Over the course of the remainder of this decade, Nama PWP will oversee the procurement and implementation of a sizable portfolio of solar IPPs, which include a pair of 500 MW capacity schemes planned in Ibri (Ibri Solar III IPP) and potentially in Al Kamil in South Al Sharqiyah Governorate.

This is in addition to a flurry of wind-based IPPs of a total capacity of over 1,000 MW distributed across the governorates of North and South Sharqiyah, Al Wusta and Dhofar.

Furthermore, the state-run procurer – part of Nama Group – is also exploring the feasibility of establishing a Concentrated Solar Plant (CSP), a first-ever Waste-to-Energy venture in Barka, and options for energy storage as well.

Major CO2 emission savings

Total investment in the Manah solar scheme – comprising Manah I Solar IPP and Manah II Solar IPP each of 500 MW capacity – is about $800 million, according to Nama PWP. Together, the respective project developers will install in excess of 2 million solar photovoltaic panels covering an area of 14.5 14.5 million square meters.

Green energy output from the two side-by-side schemes will power around 120,000 homes and contribute to carbon emission reductions of over 1 million tonnes annually.

Manah I Solar IPP will be developed by the partnership of Korea Western Power (Kowepo), a leading electricity utility from South Korea, and French-based EDF-Renewables.

Present at the signing from the Korean side were Kowepo’s Vice President Kim Sung-kyun, South Korean Ambassador to Oman Kim Kiejoo, Dubai branch manager of the Export-Import Bank of Korea Lee Chul-gyu, and head of KOTRA Muscat Song Ji-young.

In a statement, Kowepo said Manah I Solar IPP will be developed with a total investment of $542 million, with construction work set to commence in November this year.

“(Korean) Western Power will also be responsible for the operation and maintenance (O&M) of the solar power plant after completion.

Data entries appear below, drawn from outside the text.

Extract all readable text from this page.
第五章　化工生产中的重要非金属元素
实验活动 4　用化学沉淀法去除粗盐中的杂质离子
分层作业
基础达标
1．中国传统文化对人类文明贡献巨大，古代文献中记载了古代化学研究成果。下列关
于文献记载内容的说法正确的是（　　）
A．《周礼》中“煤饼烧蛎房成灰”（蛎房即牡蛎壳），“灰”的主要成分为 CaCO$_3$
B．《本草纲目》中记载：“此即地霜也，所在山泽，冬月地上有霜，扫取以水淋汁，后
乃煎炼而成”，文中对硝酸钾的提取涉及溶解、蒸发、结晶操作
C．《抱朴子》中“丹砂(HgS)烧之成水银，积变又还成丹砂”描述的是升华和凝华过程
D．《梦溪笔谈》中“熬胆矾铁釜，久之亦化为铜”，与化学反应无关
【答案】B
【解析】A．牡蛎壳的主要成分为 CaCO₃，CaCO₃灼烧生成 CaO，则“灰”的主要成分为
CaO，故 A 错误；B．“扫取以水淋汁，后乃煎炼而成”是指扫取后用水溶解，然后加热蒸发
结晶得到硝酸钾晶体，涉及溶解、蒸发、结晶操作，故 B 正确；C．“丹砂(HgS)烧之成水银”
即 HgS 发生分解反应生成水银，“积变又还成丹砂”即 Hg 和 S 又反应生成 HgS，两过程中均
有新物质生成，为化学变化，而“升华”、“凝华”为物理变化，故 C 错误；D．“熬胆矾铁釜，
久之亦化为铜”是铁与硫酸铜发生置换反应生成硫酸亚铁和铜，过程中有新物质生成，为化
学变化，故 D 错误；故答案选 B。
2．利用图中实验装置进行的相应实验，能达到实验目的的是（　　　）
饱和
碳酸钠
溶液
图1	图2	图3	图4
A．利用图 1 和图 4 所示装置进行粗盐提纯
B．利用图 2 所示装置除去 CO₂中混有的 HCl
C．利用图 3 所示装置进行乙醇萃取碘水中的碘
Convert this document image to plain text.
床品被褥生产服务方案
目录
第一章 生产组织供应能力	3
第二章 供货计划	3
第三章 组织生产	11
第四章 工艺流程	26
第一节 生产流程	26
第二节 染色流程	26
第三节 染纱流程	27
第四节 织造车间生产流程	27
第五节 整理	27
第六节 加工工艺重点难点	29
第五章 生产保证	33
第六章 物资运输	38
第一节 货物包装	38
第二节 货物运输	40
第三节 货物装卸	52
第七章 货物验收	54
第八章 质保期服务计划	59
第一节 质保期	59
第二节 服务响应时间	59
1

The electricity to be produced over the next 20 years is guaranteed to be purchased by Nama PWP,” it said, adding that the project is slated for completion in March 2025.

Manah II Solar IPP, on the other hand, will be developed by a consortium led by Sembcorp Utilities, a wholly-owned subsidiary of Sembcorp Industries from Singapore and Jinko Power Technology from the People's Republic of China.